The Aam Aadmi (Common Man) Party plans to contest seats in the general elections due by May following its success in the Delhi state polls last month in which it routed the scandal-tainted Congress party that rules at the national level.
"We had nearly 50,000 people sign up in the first three hours of our membership drive," senior party leader Gopal Rai told AFP.
The party is spearheaded by Arvind Kejriwal, a 44-year-old former taxman who has modelled himself as an anti-corruption activist and is now the chief minister of Delhi.
Observers say the huge popularity enjoyed by the Aam Aadmi Party suggests it could become a bigger movement that could threaten the grip of the two main parties, Congress, and the Bharatiya Janata Party (BJP), on national politics.
The Aam Aadmi Party has also drawn a string of high-profile recruits in a major boost to its national aspirations and efforts to change the face of India's graft-ridden politics.
Prominent banker Meera Sanyal and GR. Gopinath, the founder of a budget airline, are among those who have signed up with Kejriwal's party in recent days.
Kejriwal has said the party's target is to enrol some 10 million members by January 26.
"The success of the Aam Aadmi Party in Delhi assembly elections has spread the hope for honest politics throughout the country.

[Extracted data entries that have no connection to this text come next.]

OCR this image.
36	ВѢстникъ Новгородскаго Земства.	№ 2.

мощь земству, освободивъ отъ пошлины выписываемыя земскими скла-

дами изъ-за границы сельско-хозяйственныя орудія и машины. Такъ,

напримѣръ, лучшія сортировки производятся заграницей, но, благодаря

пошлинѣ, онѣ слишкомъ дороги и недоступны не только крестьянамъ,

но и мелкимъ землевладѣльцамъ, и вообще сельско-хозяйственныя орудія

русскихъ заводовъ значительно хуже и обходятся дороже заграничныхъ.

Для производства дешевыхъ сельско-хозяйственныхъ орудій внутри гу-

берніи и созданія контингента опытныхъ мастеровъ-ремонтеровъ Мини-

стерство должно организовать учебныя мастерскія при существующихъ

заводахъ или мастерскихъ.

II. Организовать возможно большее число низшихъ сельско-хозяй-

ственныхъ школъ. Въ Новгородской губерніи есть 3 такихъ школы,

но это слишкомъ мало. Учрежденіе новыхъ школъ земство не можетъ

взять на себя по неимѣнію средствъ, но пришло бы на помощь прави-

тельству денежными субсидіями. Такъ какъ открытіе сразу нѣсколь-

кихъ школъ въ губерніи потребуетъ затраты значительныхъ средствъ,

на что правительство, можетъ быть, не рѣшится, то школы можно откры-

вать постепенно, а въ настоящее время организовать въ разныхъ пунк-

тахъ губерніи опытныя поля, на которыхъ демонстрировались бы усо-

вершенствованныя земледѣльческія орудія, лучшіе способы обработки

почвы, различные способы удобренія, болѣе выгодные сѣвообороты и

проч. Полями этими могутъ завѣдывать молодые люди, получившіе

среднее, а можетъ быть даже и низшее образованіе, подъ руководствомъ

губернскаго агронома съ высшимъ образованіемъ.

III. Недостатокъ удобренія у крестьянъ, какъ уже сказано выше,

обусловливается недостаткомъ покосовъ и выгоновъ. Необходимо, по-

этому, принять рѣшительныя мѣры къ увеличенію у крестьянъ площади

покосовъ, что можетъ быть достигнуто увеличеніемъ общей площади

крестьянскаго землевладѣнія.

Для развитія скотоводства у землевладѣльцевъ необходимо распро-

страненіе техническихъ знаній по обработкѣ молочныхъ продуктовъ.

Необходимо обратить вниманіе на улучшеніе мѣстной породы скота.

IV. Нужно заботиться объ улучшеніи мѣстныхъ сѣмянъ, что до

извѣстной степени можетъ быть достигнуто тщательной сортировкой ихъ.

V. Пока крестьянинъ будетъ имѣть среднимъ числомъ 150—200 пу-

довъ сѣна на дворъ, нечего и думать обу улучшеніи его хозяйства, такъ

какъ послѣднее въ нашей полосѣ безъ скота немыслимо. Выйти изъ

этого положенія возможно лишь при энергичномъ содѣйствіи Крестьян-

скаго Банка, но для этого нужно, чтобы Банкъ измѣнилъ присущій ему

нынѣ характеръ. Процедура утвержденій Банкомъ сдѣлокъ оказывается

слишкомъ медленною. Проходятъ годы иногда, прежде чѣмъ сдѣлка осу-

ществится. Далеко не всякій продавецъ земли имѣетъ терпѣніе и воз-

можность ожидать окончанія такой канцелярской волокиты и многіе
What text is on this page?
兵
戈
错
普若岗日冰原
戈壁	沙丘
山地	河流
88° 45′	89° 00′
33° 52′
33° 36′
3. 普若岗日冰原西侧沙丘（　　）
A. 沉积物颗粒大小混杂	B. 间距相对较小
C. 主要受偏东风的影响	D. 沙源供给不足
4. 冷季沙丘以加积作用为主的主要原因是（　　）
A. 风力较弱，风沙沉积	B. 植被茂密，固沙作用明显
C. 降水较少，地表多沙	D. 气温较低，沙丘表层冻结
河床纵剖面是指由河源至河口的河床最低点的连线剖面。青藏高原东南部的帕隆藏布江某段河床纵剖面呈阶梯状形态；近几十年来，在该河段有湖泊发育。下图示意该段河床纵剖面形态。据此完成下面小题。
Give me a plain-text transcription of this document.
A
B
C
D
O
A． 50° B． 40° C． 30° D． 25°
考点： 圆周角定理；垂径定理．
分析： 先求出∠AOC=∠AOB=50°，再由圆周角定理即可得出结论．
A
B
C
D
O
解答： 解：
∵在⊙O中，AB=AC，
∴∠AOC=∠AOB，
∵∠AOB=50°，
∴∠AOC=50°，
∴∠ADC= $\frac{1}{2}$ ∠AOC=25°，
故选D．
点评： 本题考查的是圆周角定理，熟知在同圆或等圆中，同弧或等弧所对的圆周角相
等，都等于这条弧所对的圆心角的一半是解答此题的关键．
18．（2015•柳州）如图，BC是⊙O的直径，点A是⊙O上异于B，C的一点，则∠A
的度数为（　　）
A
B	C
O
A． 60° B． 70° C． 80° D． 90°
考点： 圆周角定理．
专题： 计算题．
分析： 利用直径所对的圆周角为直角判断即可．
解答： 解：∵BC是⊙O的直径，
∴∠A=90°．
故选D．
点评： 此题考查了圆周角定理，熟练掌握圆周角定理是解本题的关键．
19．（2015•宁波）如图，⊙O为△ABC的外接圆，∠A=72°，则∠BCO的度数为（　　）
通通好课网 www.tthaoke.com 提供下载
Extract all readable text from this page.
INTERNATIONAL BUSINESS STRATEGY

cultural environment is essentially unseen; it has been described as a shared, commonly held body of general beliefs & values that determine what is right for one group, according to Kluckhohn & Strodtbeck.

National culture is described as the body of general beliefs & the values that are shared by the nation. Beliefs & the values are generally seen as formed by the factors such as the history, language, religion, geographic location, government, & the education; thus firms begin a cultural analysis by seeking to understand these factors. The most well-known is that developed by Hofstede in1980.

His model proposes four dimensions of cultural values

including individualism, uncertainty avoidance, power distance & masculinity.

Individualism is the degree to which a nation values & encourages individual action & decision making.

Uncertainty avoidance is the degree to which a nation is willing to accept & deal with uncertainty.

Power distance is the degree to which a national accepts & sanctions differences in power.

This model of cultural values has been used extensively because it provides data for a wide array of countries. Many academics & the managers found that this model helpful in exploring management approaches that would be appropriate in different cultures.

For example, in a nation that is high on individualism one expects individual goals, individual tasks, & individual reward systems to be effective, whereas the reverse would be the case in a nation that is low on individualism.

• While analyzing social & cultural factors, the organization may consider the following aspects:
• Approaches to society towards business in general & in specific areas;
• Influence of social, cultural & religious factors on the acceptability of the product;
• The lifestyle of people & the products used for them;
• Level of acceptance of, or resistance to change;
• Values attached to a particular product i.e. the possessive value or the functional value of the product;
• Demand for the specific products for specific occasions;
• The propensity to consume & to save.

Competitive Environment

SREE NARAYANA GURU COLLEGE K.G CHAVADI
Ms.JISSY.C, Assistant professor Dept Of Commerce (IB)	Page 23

So many people want to be a member of the party and work for change," said Rai.
A public meeting called on Saturday by the party to hear out grievances saw a huge crowd turn up at the Delhi government office, armed with written complaints and documents.
The meeting had to be called off midway as the crowds exceeded the expected numbers, leading to chaos and a near stampede.
Party officials promised to streamline the process to avoid similar scenes in future.
Kejriwal has said his entire cabinet would sit in front of the Delhi government offices every Saturday to hear public grievances in what he called a "Janata Durbar" or people's court.
Public grievances are "a major issue for any government. It's the duty of every government to resolve the grievances," said Kejriwal.
The step marks another novel move by the party founded just a year ago to connect with the masses.